Er hatte die Suche nach einem Investor unverzüglich nach Anordnung der vorläufigen Insolvenzverwaltung durch das zuständige Amtsgericht aufgenommen. „Die Ausganslage für einen geordneten Investorenprozesses war wenig erfolgversprechend, da nur wenige Wochen bis zu einer Eröffnung des Insolvenzverfahrens verblieben“, so der Insolvenzverwalter. Umso größer war die Freude und Erleichterung aller Beteiligten, dass mit Visionmax ein Investor gefunden werden konnte, der Willens und in der Lage war, innerhalb kürzester Zeit einen umfangreichen Verkaufsprozess zu durchlaufen und dann eine für Hüller Hille positive Entscheidung zu treffen. Dies bestätigte auch Johannes v.

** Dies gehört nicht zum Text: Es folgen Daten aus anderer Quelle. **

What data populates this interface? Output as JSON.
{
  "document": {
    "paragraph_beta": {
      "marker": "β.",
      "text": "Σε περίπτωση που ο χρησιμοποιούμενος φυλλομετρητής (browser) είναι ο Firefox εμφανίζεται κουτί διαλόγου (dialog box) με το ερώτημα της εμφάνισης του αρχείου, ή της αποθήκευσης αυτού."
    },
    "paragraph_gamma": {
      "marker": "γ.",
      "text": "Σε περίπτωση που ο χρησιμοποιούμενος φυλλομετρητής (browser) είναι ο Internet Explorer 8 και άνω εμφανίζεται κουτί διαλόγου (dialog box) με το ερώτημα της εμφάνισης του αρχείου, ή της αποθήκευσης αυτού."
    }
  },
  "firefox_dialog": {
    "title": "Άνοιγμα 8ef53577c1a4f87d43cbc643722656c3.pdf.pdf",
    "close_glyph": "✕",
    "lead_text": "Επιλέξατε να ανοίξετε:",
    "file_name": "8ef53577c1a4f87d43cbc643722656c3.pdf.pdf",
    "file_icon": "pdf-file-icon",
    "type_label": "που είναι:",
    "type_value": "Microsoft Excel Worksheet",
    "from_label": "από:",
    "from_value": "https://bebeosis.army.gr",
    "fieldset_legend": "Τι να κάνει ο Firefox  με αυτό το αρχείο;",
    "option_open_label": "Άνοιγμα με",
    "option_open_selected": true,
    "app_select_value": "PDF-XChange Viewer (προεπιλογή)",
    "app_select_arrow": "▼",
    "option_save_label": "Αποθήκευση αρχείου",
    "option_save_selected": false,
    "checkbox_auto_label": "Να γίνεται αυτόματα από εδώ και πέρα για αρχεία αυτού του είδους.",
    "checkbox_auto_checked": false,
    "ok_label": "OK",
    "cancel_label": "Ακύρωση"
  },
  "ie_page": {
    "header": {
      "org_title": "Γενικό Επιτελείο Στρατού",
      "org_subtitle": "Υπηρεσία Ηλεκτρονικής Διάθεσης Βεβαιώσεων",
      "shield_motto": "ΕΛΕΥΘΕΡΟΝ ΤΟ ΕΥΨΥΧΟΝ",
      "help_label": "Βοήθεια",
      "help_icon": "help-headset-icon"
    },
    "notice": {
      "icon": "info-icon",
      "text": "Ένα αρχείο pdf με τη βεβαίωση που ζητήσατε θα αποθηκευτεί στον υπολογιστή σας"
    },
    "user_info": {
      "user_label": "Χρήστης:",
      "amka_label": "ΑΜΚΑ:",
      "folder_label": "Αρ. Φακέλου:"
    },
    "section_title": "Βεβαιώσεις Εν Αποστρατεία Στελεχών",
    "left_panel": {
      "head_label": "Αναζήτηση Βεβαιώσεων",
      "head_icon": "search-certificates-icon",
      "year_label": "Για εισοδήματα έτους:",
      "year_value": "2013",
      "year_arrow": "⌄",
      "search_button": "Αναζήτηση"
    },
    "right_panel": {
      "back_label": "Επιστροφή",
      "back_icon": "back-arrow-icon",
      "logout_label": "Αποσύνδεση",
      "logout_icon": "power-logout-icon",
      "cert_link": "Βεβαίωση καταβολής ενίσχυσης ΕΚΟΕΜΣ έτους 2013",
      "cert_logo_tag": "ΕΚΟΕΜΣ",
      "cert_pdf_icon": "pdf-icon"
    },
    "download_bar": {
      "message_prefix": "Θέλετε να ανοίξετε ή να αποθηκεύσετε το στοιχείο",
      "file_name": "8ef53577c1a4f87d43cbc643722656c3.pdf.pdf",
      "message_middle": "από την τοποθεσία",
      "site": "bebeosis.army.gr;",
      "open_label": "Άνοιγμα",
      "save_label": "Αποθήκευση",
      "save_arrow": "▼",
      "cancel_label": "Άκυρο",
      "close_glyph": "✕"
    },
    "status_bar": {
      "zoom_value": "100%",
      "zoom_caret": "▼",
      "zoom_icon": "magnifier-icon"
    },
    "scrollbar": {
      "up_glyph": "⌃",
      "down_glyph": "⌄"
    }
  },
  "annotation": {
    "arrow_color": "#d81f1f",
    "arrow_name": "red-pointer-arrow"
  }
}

Neumann-Cosel, Partner der Beratungsgesellschaft FalkenSteg aus Frankfurt am Main, die den Insolvenzverwalter beim Verkaufsprozess professionell unterstützte.

Wesentliche Grundlage für den jetzt erfolgreichen Verkauf waren umfassende Stabilisierungsmaßnahmen, die Winkler im vorläufigen Insolvenzverfahren in enger Zusammenarbeit mit der zweiten Managementebene sowie dem Betriebsrat und der IG Metall im Unternehmen umgesetzt hat.

Die Belegschaft von Zuse Hüller Hille wurde bereits umfassend über den Einstieg des Investors informiert.

Die Zuse Hüller Hille Werkzeugmaschinen GmbH hatte Anfang April 2019 beim zuständigen Amtsgericht in Mosbach Antrag auf Eröffnung eines Insolvenzverfahrens gestellt. Am 1. Juni 2019 hat das Gericht Rechtsanwalt Marcus Winkler zum Insolvenzverwalter bestellt. Er war zuvor auch als vorläufiger Insolvenzverwalter im Unternehmen. (…)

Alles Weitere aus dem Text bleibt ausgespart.